Demchenko and Wang performed the ab initio calculations of the electronic structure of Ag2S and CdS on Seaborg and Bassi using the Vienna Ab-Initio Simulation Package (VASP) and Parallel Total Energy (PEtot) codes, utilizing the local density approximation and generalized gradient approximation to the density functional theory. These techniques were used to estimate stability of various Ag2S phases, find the optimal geometry for the epitaxial attachment, calculate the formation energies of the CdS–Ag2S interfaces, and calculate the corresponding band alignment. Elastic energies and strains were estimated using the valence force field (VFF) method, which is an atomistic bond stretching and bending model. The researchers received assistance with code installation and testing from Zhengji Zhao, a materials science and chemistry specialist in NERSC’s User Services Group.

“This project has involved tight coordination between computer simulations and experiment, and the results obtained here would not have been possible to achieve without the contributions of our computational scientists, Demchenko and Wang,” Alivisatos said. “It is another clear example where we see that theoretical simulations are not just being used to explain materials growth after the fact, but are now an integral part of the materials design and creation process from the very start.”

Even though the colloidal striped nanorods form spontaneously, Alivisatos said it should be possible to control their superlatticed pattern — hence their properties — by adjusting the length, width, composition, etc., of the original nanocrystals. However, much more work remains to be done before the colloidal method of fabricating striped nanorods can match some of the “spectacular results” that have been obtained from epitaxial fabrication.

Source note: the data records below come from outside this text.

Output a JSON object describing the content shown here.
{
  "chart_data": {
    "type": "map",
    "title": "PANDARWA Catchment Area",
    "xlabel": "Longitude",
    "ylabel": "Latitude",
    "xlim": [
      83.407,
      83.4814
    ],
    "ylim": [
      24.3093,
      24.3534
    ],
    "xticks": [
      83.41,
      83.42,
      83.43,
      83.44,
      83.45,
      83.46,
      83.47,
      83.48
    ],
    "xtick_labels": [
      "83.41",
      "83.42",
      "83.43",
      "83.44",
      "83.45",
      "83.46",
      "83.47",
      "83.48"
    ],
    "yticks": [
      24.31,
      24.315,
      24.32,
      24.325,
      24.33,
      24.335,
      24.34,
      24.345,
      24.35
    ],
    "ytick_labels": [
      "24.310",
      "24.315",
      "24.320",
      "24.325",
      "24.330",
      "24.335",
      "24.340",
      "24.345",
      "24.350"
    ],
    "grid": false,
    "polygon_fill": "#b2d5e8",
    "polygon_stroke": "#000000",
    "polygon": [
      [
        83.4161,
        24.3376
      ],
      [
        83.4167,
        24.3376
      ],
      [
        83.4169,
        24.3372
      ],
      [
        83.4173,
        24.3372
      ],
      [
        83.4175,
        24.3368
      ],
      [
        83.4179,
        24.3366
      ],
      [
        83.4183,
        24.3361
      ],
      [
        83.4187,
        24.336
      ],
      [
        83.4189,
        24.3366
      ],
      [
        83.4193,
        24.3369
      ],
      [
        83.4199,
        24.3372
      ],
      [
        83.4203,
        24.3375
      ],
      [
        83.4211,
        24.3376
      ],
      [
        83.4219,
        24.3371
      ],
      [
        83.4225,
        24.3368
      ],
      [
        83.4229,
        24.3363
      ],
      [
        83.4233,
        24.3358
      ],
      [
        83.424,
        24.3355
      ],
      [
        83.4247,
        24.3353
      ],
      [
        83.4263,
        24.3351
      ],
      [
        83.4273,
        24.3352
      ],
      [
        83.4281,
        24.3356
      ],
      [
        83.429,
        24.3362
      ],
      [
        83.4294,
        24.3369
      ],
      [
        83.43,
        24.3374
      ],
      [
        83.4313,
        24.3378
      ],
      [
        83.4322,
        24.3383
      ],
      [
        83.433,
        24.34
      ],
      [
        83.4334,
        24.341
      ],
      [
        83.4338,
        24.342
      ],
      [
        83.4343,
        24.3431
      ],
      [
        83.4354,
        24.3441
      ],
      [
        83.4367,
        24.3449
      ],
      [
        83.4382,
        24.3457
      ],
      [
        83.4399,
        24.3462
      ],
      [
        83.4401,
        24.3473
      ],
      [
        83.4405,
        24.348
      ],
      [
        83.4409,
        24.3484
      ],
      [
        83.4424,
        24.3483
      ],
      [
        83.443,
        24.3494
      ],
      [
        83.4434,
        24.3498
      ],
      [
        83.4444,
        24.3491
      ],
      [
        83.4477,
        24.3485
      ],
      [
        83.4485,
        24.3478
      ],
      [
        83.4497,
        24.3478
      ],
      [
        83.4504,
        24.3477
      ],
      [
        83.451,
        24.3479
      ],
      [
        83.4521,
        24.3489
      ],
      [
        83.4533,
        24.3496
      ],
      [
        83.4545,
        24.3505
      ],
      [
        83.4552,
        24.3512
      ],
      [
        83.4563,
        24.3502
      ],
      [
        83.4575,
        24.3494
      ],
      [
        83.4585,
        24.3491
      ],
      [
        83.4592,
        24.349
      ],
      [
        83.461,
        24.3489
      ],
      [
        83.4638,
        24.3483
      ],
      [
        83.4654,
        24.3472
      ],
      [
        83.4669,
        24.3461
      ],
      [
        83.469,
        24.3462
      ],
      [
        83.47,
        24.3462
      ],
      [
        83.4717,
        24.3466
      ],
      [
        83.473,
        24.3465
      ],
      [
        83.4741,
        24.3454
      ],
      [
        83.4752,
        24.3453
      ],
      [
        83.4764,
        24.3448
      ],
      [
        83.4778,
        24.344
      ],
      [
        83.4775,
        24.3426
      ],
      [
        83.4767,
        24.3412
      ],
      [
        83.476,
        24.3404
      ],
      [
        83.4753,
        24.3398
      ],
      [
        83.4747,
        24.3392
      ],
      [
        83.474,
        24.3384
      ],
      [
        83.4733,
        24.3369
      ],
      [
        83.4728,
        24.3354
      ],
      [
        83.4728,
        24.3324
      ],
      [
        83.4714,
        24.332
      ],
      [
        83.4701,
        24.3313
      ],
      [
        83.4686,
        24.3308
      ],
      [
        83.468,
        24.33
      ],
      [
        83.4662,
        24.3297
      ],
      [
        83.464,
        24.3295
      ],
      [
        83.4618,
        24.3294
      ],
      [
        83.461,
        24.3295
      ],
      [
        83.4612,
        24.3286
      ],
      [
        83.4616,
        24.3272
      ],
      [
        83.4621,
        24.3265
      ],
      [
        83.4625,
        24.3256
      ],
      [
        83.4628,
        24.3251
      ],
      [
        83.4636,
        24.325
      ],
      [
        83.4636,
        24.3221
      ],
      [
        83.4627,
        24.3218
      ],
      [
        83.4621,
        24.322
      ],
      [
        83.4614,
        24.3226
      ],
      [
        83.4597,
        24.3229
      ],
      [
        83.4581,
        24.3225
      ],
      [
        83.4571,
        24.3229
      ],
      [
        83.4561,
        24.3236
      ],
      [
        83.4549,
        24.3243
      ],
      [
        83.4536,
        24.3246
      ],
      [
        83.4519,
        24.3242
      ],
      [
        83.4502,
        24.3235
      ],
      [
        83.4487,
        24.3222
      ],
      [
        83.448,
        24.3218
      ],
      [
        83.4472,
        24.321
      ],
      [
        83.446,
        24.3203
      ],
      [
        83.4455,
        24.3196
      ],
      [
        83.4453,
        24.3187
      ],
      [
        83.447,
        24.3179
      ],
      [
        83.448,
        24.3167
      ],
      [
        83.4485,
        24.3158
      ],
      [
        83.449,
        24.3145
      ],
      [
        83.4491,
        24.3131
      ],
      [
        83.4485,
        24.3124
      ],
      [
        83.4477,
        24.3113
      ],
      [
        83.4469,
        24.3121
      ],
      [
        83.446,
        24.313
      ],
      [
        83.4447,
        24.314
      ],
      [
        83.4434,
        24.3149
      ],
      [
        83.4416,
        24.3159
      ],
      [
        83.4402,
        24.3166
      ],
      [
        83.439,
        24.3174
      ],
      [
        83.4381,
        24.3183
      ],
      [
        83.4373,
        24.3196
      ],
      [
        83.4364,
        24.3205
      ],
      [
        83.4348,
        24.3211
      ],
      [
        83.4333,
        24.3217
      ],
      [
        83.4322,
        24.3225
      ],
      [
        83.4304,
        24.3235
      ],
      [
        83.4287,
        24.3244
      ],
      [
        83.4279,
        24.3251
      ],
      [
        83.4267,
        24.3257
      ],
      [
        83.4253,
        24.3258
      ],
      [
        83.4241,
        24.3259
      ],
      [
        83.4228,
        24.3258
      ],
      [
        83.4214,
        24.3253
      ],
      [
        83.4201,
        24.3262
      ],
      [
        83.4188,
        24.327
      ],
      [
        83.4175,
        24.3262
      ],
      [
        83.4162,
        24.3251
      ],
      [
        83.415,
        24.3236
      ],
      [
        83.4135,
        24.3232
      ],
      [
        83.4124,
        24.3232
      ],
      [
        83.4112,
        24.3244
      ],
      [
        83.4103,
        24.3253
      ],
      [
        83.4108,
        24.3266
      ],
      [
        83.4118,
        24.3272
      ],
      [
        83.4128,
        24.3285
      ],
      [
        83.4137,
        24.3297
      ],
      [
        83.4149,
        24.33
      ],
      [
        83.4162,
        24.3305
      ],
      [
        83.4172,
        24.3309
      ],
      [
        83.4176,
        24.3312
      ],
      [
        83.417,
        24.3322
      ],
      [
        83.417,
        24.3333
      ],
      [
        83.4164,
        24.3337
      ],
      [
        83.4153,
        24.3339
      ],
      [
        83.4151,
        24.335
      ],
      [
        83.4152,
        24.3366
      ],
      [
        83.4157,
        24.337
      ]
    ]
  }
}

“For now, the value of our work lies in the unification of concepts between epitaxial and colloidal fabrication methods,” he said.

This article written by: Lynn Yarris and John Hules (Berkeley Lab).
1 R. D. Robinson, B. Sadtler, D. O. Demchenko, C. K. Erdonmez, L. W. Wang, and A. P. Alivisatos, “Spontaneous superlattice formation in nanorods through partial cation exchange,” Science 317, 355 (2007).